Aan het eind van dit eerste blokje kom ik nog kort te spreken over ebola. Ik dank de heer Smaling voor zijn waarderende woorden. Natuurlijk helpt aanmoediging van de Kamer zeker. Tegelijkertijd was er al een aantal acties in voorbereiding, maar nog niet in een dusdanig vergevorderd stadium dat we ze al tijdens het AO konden melden. Samen met andere landen hebben we onze inzet fors versterkt.

Wat komt hierna, zo vroeg de heer Smaling. Behalve een evaluatie van de wijze waarop het zover heeft kunnen komen, is de EU voornemens om op de middellange en de lange termijn herstel en wederopbouw in de getroffen landen te ondersteunen. Het gaat dan om versterking van de bestuurlijke capaciteit in sectoren zoals gezondheidszorg en landbouw, maar ook om water, sanitaire voorzieningen en onderwijs. De middelen daarvoor komen met name uit het Europees Ontwikkelingsfonds (EOF).
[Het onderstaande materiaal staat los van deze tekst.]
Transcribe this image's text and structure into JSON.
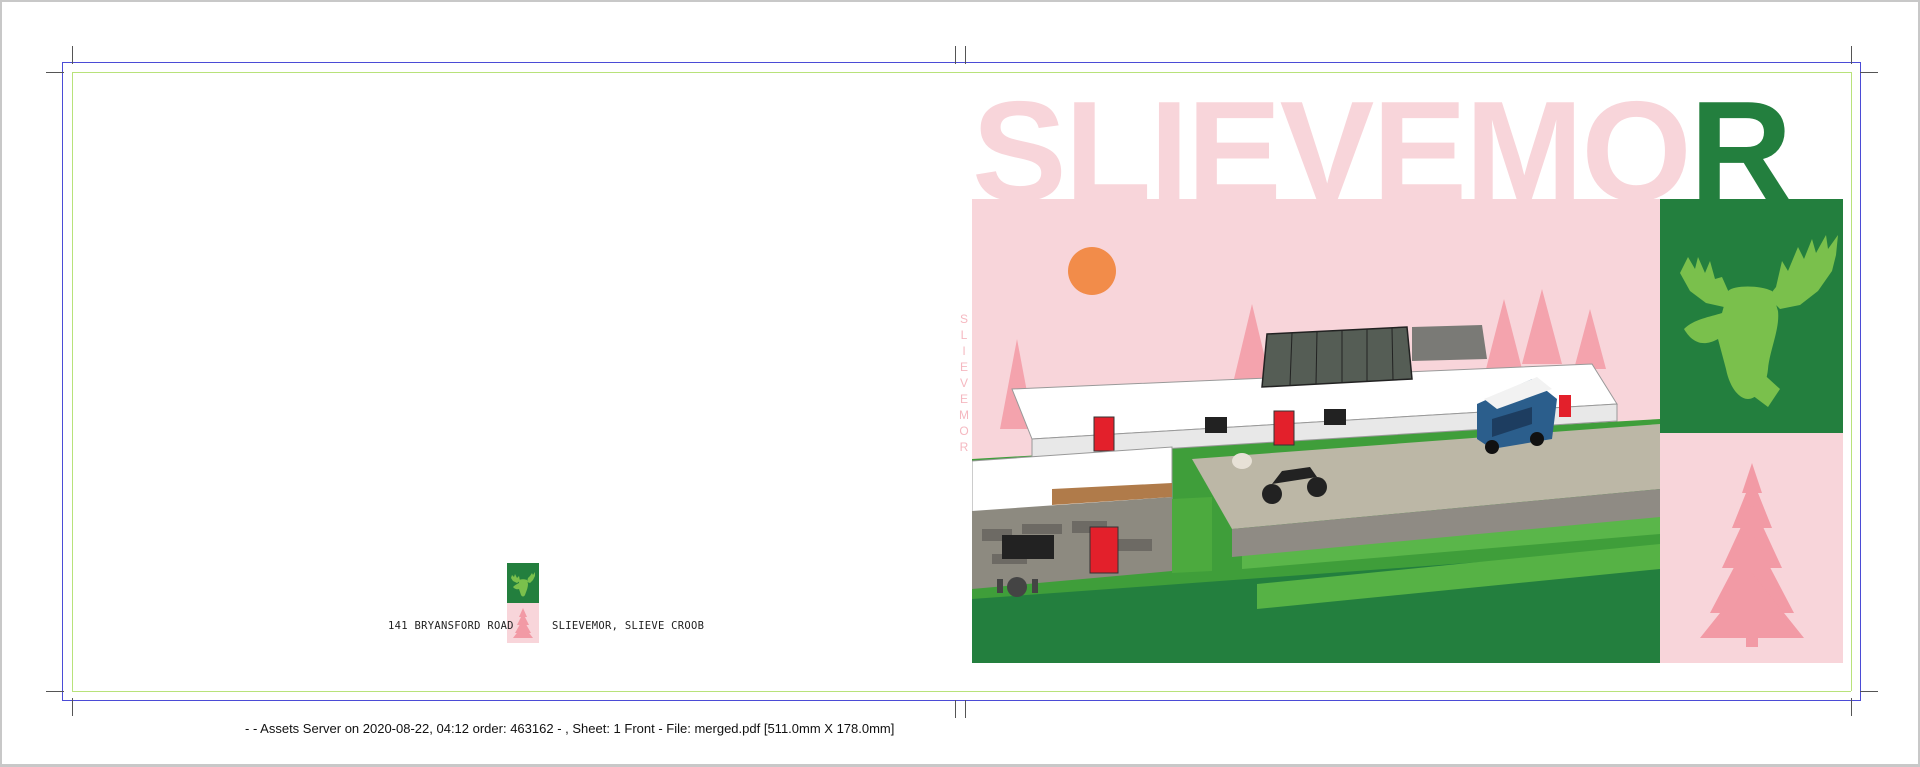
{
  "cover": {
    "title_faint": "SLIEVEMO",
    "title_strong": "R",
    "spine_text": "SLIEVEMOR"
  },
  "back": {
    "address_left": "141 BRYANSFORD ROAD",
    "address_right": "SLIEVEMOR, SLIEVE CROOB"
  },
  "slug_line": "- - Assets Server on 2020-08-22, 04:12 order: 463162 - , Sheet: 1 Front - File: merged.pdf [511.0mm X 178.0mm]",
  "colors": {
    "brand_green": "#237f3e",
    "light_green": "#7ac04c",
    "brand_pink": "#f8d5da",
    "tree_pink": "#f29aa5",
    "sun_orange": "#f28c4a",
    "bleed_line": "#4b4bd6",
    "trim_line": "#b8e27a"
  },
  "icons": [
    "moose-head-icon",
    "pine-tree-icon"
  ]
}
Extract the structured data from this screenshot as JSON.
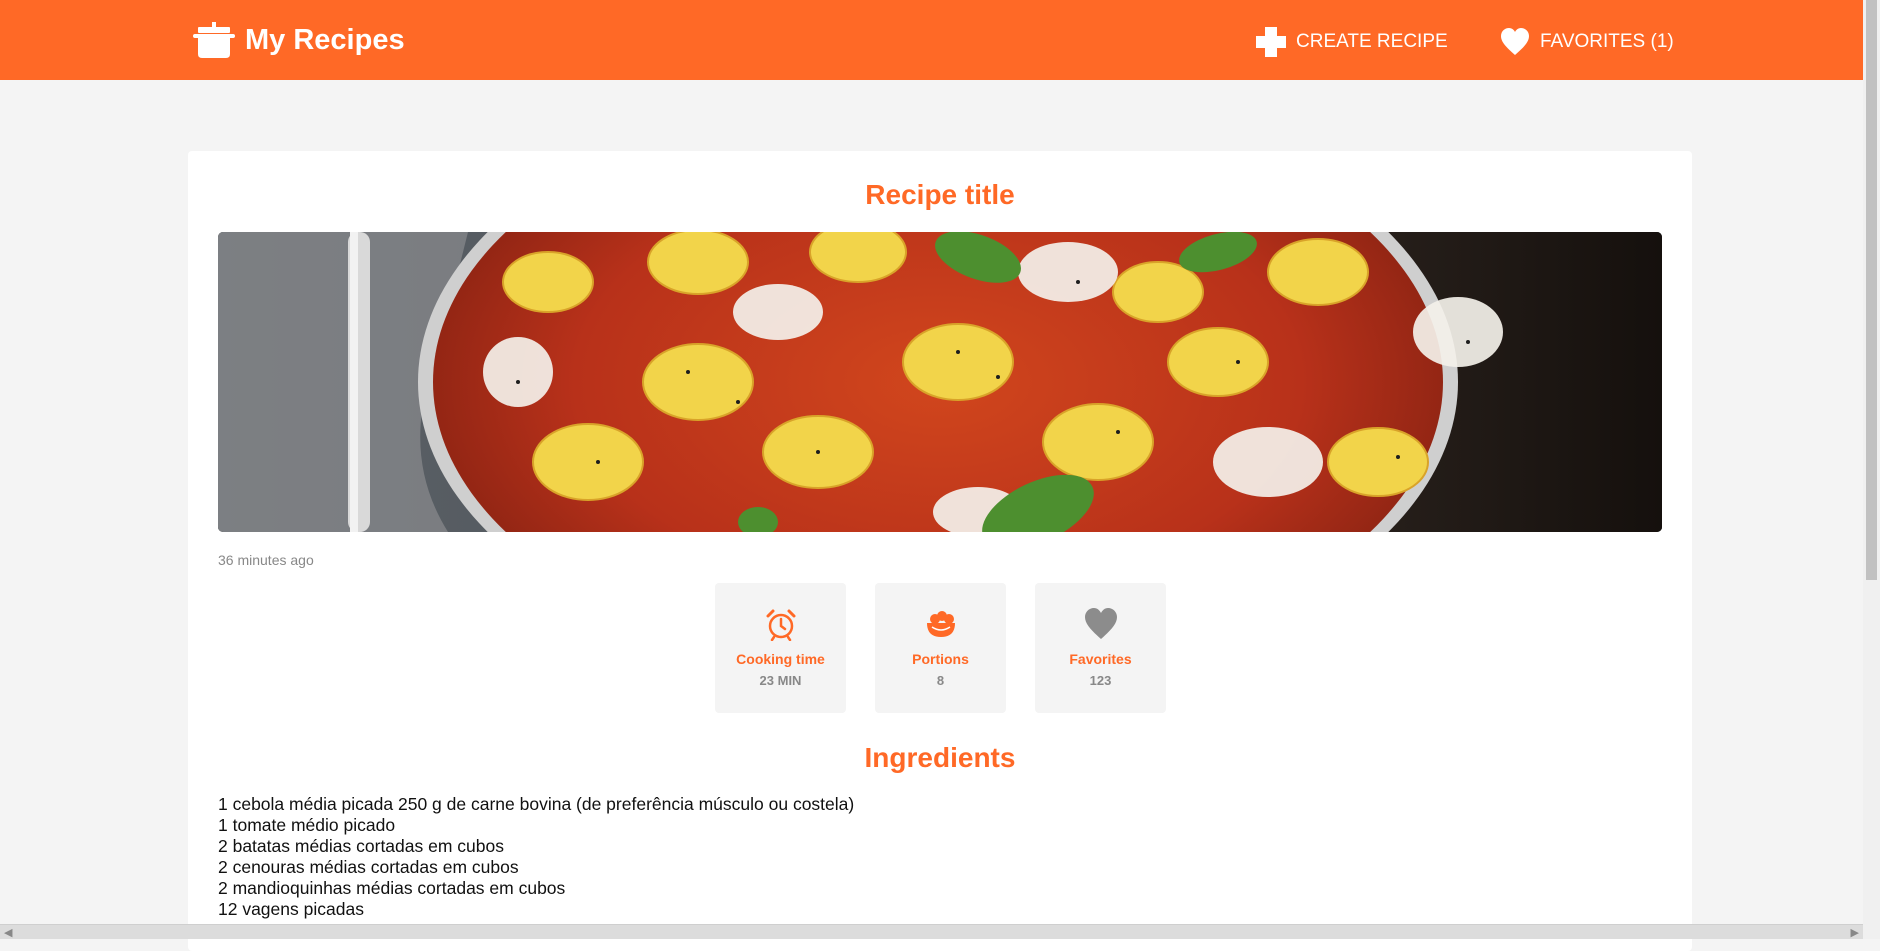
{
  "header": {
    "brand_title": "My Recipes",
    "create_label": "CREATE RECIPE",
    "favorites_label": "FAVORITES (1)",
    "brand_icon": "cooking-pot-icon",
    "create_icon": "plus-icon",
    "favorites_icon": "heart-icon",
    "accent_color": "#ff6926"
  },
  "recipe": {
    "title": "Recipe title",
    "image_alt": "gnocchi",
    "timestamp": "36 minutes ago",
    "stats": [
      {
        "label": "Cooking time",
        "value": "23 MIN",
        "icon": "alarm-clock-icon"
      },
      {
        "label": "Portions",
        "value": "8",
        "icon": "food-bowl-icon"
      },
      {
        "label": "Favorites",
        "value": "123",
        "icon": "heart-icon"
      }
    ],
    "ingredients_title": "Ingredients",
    "ingredients": [
      "1 cebola média picada 250 g de carne bovina (de preferência músculo ou costela)",
      "1 tomate médio picado",
      "2 batatas médias cortadas em cubos",
      "2 cenouras médias cortadas em cubos",
      "2 mandioquinhas médias cortadas em cubos",
      "12 vagens picadas"
    ]
  }
}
Bekeken wordt hoe een deel van de gelden die al bestemd waren voor bijvoorbeeld Liberia, wat nadrukkelijker kunnen worden ingezet voor het herstel op de middellange en lange termijn. Binnen de EU wordt daar dus al over gesproken. Wij doen actief mee aan die gesprekken. Zelf heb ik al aangekondigd dat wij, zodra dat kan, met een handelsmissie willen afreizen naar de landen om de economische ontwikkeling een impuls te geven. Daar was men al heel goed op weg.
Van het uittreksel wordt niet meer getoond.